# First and Second Drum



## justinstewart (Nov 23, 2007)

Thursday, this is the first drum I've ever caught. Taped at 43". Sorry the pic is awful, I was by myself.









Saturday, caught my second drum. Taped at 42". This time I had help with the picture!


----------



## Cdog (Mar 18, 2002)

Congrats, nice fish!


----------



## sehguhll (Sep 12, 2008)

Nice Fish!
Did you catch him around here, or down south (Wilmington)?:fishing:


----------



## justinstewart (Nov 23, 2007)

I caught him in Wilmington.


----------



## JeepMike (Feb 4, 2008)

nice fish Justin!! I just got my first one last night. What a rush!!


----------



## Conrad (Feb 23, 2007)

You fishing with Jason?


----------



## Fireline20 (Oct 2, 2007)

I see your from Wilmington,,,was that a local catch or one from Hattie


----------



## jabber (Oct 28, 2008)

cool doin it by yourself


----------



## NateM (Jan 9, 2008)

Nice fish man! Just brought my surf gear back so now its on!


----------



## Fireline20 (Oct 2, 2007)

justinstewart said:


> I caught him in Wilmington.


Great....

Pay attention all you Hattie guys,,,they can be had further south, ie the Fort, ie the North End.


----------



## Drumdum (Jan 6, 2003)

Fireline20 said:


> Great....
> 
> Pay attention all you Hattie guys,,,they can be had further south, ie the Fort, ie the North End.

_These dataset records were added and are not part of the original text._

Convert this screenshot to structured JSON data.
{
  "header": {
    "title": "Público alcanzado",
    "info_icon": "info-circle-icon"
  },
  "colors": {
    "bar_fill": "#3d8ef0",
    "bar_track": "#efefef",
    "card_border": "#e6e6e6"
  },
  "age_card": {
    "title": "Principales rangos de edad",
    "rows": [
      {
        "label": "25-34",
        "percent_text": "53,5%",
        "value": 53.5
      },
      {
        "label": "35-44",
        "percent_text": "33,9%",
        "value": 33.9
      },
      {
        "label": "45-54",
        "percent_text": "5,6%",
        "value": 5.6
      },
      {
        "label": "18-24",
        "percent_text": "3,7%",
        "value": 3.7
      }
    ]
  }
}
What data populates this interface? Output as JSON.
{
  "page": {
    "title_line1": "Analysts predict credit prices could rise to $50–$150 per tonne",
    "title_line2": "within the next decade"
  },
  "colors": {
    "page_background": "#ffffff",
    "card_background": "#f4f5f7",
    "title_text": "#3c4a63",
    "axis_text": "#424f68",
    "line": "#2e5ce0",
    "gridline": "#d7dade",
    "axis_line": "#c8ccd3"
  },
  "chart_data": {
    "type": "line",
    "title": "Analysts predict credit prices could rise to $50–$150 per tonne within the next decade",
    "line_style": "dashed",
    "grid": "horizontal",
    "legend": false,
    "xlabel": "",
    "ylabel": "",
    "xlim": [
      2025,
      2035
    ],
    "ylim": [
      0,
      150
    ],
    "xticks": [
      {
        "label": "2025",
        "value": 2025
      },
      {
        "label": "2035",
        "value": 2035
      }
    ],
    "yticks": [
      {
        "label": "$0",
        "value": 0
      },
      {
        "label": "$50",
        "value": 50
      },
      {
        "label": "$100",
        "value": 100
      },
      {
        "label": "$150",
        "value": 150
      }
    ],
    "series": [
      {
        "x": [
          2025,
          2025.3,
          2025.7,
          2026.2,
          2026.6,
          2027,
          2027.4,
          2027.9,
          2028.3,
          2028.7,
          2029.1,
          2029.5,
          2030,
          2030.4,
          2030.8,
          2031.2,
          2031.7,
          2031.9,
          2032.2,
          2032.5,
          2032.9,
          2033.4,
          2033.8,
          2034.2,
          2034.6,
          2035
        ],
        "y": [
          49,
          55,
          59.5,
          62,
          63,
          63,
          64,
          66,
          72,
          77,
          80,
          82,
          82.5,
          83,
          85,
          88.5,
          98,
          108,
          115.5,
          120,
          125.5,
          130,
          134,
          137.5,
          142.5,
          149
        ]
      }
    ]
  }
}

 Already know that,just too far to travel when you can get'm here.. 

PS Nice fish,and definatly an addaboy for doing it on your own...


----------



## Rocks&Reds (Mar 15, 2007)

Nice fish, Congrats!!


----------



## Rockfish1 (Apr 8, 2005)

way to go, 2 paper fish in 2 days... you're on fire...


----------



## inshoreangler95 (Jun 15, 2008)

Gratz man! Very nice fish there, one heck of a fight huh?


----------



## RuddeDogg (Mar 20, 2004)

Great work. Congrats.


----------



## brandonmc (May 24, 2007)

Nice work buddy!


----------



## Rattletrap (Sep 8, 2008)

Awesome fish! Congrats!!


----------



## triple t (Nov 1, 2008)

YO WAZZUP Justin it's Thomas from Oak Island. Me and Brandon have been catching some small ones, that second one is HUGE! Nice fish man, good job!


----------